I slowly open my eyes and for once I feel well rested and fully energized. I guess I should have gone to the doctor sooner. I'm also surprised when I realize that I didn't dream about Bas. This is the first time in months that I didn't dream about him. I can't say that I'm completely happy. Deep down inside, there is still a part of me that is yearning to see him every night, just like before.

I sigh and I look up at the ceiling. Why can't he be real? Why am I even debating this? I think I'm starting to go crazy.

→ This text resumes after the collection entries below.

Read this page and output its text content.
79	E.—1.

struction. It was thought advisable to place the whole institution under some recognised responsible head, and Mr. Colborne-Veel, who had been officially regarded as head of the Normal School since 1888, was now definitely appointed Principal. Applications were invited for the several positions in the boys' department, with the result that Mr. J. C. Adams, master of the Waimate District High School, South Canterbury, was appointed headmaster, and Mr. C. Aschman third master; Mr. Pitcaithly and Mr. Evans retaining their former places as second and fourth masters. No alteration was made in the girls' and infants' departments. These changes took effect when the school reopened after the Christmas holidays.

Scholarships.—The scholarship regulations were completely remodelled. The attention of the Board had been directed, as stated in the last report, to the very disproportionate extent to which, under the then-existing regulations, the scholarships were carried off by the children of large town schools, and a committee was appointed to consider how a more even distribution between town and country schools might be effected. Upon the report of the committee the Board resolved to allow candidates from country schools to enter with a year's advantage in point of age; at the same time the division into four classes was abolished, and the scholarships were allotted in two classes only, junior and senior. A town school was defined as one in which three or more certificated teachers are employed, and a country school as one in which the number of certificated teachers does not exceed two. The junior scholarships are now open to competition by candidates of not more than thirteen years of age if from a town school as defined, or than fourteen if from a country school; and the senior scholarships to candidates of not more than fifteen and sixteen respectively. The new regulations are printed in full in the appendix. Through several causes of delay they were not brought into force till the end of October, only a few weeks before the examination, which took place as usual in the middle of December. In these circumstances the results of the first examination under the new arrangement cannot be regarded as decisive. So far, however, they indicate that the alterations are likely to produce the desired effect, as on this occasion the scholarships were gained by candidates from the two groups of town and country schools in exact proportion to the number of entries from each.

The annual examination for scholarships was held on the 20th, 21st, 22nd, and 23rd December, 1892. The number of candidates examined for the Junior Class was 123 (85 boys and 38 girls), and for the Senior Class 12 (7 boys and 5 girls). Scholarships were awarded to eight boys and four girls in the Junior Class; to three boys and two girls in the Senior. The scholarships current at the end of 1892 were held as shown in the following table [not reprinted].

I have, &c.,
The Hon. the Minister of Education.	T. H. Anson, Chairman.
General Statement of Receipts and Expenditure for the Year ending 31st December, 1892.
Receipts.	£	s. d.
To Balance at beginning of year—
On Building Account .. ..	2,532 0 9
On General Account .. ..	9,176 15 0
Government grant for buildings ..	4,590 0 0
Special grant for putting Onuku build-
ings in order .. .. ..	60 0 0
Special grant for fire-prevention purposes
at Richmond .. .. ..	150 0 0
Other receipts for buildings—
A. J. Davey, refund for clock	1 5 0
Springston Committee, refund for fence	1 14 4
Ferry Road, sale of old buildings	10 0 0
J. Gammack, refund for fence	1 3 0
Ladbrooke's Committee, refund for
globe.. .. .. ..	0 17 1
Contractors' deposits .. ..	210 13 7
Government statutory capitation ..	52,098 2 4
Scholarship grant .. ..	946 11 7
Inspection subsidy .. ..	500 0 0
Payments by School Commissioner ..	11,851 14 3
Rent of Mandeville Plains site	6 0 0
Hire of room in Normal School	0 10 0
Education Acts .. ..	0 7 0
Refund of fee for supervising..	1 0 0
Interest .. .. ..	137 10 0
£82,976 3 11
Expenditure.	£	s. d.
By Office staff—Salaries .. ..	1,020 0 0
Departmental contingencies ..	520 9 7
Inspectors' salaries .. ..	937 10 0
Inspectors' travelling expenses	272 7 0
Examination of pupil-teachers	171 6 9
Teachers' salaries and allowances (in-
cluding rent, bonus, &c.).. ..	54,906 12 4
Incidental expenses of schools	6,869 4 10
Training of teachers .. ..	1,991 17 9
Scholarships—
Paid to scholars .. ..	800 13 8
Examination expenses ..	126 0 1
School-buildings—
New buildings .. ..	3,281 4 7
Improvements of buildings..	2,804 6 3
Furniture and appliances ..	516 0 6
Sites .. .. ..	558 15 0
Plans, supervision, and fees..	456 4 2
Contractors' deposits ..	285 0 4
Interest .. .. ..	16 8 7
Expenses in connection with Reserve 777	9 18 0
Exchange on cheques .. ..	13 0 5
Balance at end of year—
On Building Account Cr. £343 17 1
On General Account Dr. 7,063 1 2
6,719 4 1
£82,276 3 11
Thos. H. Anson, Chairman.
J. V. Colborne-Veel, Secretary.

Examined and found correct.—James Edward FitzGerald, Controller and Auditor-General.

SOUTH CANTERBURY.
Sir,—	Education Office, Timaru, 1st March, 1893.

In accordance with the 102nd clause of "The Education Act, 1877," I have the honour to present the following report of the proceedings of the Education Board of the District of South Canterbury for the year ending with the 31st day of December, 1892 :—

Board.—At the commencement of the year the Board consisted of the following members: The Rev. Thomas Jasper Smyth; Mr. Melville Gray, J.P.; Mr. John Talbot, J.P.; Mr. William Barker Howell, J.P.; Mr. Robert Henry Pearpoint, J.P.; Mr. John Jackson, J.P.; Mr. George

I kick the sheets off of me and I get up out of bed. I have a full day with the family today and I can't be late. My mom will definitely scold me.

***

I sit down on the couch and I lightly rub my stomach trying to ease the pressure from my swollen belly. This time I really pushed myself to the limit. I definitely ate too much.

After the meal, my aunts, uncles and cousins go into the backyard to talk and relax. However, I decide to stay in the living room alone. I know that I should go talk with them, but I just don't feel like it. I would rather be alone and deal with my grief by myself. Yes, I said grief. I still feel like I have lost my one true love. In a way, he is, but I have to keep reminding myself that he is just in my dreams. He isn't real.